In 1966 there was apparently a plan to have six main hospitals for Northern Ireland and most of the reviews subsequently have suggested that as the optimal number of acute hospitals. Throughout Direct Rule few decisions were made: at one level this might seem surprising. Direct Rule ministers were largely conscientious about their work and one might have thought, having no local constituency backlash to fear, that they would have been willing to make medically necessary though politically unpopular decisions. Part of the problem may have been that Direct Rule ministers did not want to make politically contentious decisions. There was already enough political controversy in Northern Ireland without adding hospital reorganisations to the mix. There was often the hope that a devolved administration was just around the corner and as such the NIO ministers may have felt that such decisions could soon be taken by locally appointed politicians. Finally and more cynically the Northern Ireland Health Minister was not an especially important post in the scheme of Westminster government appointments and creating waves as a local minister might have damaged the upward rise of the minister’s career.

Since the resumption of devolution we have had little more in the way of action. DeBrun made a virtue of doing nothing and seemed unable to comprehend that radical changes were required. McGimpsey was apparently aware that there were major problems but was incapable of taking major decisions. Rather like a rabbit in the headlights he seemed paralysed when the need to rationalise the acute hospital sector was mentioned.

The case for reform of medical care in Northern Ireland is fairly overwhelming. Even with the recent closures there are 12 acute hospitals admitting patients. This is per capita significantly more than any other region in the UK (or Ireland).

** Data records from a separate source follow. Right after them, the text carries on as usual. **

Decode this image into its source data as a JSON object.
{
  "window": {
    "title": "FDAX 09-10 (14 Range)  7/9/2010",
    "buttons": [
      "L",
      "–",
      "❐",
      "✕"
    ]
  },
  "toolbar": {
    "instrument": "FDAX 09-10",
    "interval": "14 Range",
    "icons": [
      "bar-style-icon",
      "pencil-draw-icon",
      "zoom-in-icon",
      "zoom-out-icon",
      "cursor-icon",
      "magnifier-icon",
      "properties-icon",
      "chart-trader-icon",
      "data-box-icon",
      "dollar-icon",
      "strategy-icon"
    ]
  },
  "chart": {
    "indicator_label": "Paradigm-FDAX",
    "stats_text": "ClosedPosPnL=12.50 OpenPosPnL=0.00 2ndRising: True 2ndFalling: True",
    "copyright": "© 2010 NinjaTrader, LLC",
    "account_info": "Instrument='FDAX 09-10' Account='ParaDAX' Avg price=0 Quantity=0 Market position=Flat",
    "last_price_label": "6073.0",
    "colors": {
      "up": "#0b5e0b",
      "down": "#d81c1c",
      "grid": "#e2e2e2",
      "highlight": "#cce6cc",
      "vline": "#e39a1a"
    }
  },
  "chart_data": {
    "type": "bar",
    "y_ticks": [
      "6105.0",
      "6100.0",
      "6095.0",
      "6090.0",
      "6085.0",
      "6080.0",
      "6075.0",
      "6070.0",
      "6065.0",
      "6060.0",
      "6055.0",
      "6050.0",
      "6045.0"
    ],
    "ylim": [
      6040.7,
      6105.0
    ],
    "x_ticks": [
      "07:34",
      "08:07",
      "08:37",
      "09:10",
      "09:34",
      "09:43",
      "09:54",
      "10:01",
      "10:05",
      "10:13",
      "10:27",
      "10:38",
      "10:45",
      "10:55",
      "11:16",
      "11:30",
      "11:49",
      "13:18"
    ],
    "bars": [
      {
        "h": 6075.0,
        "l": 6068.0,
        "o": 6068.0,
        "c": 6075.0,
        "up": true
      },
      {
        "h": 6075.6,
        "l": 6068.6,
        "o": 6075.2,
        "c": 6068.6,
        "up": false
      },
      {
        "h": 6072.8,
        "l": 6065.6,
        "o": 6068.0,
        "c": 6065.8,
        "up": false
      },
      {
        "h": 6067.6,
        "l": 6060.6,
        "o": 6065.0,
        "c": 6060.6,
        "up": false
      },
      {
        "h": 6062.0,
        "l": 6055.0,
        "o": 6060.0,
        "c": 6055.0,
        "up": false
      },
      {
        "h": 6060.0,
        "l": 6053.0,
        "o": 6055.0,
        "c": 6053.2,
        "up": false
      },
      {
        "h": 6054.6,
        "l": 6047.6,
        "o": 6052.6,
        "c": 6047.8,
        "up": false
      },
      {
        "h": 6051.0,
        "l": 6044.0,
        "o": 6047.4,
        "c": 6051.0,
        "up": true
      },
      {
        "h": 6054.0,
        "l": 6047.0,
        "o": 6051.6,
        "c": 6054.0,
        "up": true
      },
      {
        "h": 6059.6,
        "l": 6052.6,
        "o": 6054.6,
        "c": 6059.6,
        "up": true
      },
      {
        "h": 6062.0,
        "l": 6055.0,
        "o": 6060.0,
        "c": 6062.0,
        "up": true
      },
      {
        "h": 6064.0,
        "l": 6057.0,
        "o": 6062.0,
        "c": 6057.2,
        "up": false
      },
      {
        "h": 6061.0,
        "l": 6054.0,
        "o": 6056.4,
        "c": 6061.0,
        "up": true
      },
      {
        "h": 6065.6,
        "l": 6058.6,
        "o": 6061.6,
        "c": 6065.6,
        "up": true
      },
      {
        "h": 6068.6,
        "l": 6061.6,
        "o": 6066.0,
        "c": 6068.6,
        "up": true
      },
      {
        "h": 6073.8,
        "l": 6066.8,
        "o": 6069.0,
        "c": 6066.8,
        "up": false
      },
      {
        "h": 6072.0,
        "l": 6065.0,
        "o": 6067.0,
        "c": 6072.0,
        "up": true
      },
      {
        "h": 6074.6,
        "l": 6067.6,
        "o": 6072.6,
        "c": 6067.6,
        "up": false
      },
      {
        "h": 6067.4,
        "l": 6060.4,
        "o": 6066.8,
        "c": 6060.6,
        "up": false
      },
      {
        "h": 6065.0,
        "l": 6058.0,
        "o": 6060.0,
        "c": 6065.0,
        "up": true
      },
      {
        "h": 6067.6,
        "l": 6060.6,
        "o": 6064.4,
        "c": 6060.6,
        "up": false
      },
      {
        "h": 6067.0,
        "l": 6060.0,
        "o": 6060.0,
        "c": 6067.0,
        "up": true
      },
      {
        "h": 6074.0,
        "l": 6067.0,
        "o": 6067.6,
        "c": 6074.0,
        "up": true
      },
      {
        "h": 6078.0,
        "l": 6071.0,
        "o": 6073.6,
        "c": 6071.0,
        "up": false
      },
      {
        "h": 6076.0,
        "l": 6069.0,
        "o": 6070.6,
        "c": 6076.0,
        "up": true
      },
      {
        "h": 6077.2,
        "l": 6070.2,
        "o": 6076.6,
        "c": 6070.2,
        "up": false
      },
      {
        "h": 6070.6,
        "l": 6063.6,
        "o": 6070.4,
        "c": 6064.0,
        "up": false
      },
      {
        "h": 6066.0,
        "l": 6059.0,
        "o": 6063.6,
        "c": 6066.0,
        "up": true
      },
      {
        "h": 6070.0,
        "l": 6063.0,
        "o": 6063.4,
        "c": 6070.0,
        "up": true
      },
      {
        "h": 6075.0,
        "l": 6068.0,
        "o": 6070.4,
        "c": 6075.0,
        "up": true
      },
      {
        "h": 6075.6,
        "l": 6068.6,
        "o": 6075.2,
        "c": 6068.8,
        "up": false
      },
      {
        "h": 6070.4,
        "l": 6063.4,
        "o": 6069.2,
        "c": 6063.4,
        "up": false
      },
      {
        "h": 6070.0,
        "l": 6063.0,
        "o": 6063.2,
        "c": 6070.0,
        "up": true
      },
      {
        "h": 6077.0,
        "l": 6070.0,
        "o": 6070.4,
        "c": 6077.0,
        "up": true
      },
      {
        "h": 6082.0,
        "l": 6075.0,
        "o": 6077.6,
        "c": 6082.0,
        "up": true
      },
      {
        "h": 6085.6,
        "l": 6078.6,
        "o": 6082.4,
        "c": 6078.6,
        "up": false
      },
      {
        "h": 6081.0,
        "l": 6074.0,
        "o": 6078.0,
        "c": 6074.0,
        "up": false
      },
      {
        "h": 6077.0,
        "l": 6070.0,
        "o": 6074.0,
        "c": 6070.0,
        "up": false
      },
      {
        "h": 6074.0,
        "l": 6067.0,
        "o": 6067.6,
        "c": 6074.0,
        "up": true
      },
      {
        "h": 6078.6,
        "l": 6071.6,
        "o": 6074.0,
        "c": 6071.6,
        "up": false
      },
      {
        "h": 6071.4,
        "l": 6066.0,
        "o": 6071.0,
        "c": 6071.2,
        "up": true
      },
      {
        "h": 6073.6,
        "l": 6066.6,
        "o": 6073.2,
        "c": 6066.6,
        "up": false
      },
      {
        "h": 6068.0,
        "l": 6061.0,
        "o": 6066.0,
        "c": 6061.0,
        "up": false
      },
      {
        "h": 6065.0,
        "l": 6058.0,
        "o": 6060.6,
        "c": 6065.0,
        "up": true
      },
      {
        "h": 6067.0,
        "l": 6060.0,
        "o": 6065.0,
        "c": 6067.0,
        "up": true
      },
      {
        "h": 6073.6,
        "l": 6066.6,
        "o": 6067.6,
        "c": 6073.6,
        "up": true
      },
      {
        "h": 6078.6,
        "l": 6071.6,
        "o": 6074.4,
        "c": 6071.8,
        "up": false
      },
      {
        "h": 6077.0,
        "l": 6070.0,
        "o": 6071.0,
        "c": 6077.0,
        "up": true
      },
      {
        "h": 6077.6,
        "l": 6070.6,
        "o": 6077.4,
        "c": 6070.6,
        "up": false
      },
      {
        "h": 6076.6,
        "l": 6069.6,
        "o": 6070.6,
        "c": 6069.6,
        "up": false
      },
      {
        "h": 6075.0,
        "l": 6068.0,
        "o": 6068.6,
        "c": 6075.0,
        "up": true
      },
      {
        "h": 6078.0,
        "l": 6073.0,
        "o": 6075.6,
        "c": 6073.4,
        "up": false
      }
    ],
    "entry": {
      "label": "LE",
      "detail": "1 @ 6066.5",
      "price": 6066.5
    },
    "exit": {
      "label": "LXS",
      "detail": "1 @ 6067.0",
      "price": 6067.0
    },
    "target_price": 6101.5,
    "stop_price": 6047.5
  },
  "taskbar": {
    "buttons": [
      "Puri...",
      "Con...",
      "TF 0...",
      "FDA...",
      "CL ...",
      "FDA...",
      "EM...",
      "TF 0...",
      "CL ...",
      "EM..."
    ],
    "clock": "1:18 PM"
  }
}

We are not a particularly large region and contrary to popular belief compared to many parts of rural England, Scotland and Wales we have good transport links. What Northern Ireland needs is less acute hospitals and more community care to keep people especially the elderly and frail (disproportionally the major users of hospital services) in their homes. Added to that we need a smaller number of acute hospitals each of which with a larger range of services: fewer hospitals but the ones we have being centres of excellence. The idea of admission, stabilisation and onward transfer is out dated, expensive and leads to poorer outcomes and longer in patient stays than transfer even over longer distances to definitive care. The much vaunted “Golden Hour” is the hour to definitive care which can often only be offered in larger hospitals: a factor ignored by those defending the need for a hospital in every medium sized Ulster town.

Closing hospitals is of course one of the causes guaranteed to unite politicians across Northern Ireland’s divide. One need only look at the downgrading of Tyrone County to see Pat Doherty and Thomas Buchanan united as one. Furthermore, frequently the closure or downgrading of one hospital as opposed to another is regarded as a sectarian decision: a position viewed with bemusement by almost all health care staff, but common in the community. As an example the Royal is a “nationalist” hospital whereas the City is a “unionist” one: a concept recognised yet simultaneously regarded as incomprehensible by almost all their employees.

The need for reform of the Northern Ireland’s acute hospital estate is overwhelming and often privately acknowledged by politicians: however, for the reasons mentioned above we have been waiting for Godot forever. Now, the combination of two factors may bring the waiting to an end. The reality is that as well as being inefficient and old fashioned the excess number of small units costs a great deal of money. In the current financial climate if Northern Ireland is to maintain its current position in health let alone close the gap in the many areas where it has fallen behind the mainland GB health service, it needs to rationalise and nowhere more so than in the provision of acute hospital services.

The second factor is that we now have a Health Minister who might be willing to make the difficult decisions. The Comtpon Review was announced in June and was due to report last week. It has now been delayed until next week. This is hopefully merely procedural. Poots has so far stated that he will take decisions even if they are difficult ones and has been willing to agree to a reduction in hours in the A+E department in Lagan Valley in his own constituency. As such the signs are hopeful. However, there will no doubt be shroud waving by various groups in the localities where the hospitals are to be downgraded along with the sight of politicians leaping onto assorted bandwagons and attempts to get the courts to overturn medical decisions or to get the judiciary magically to create appropriately qualified doctors.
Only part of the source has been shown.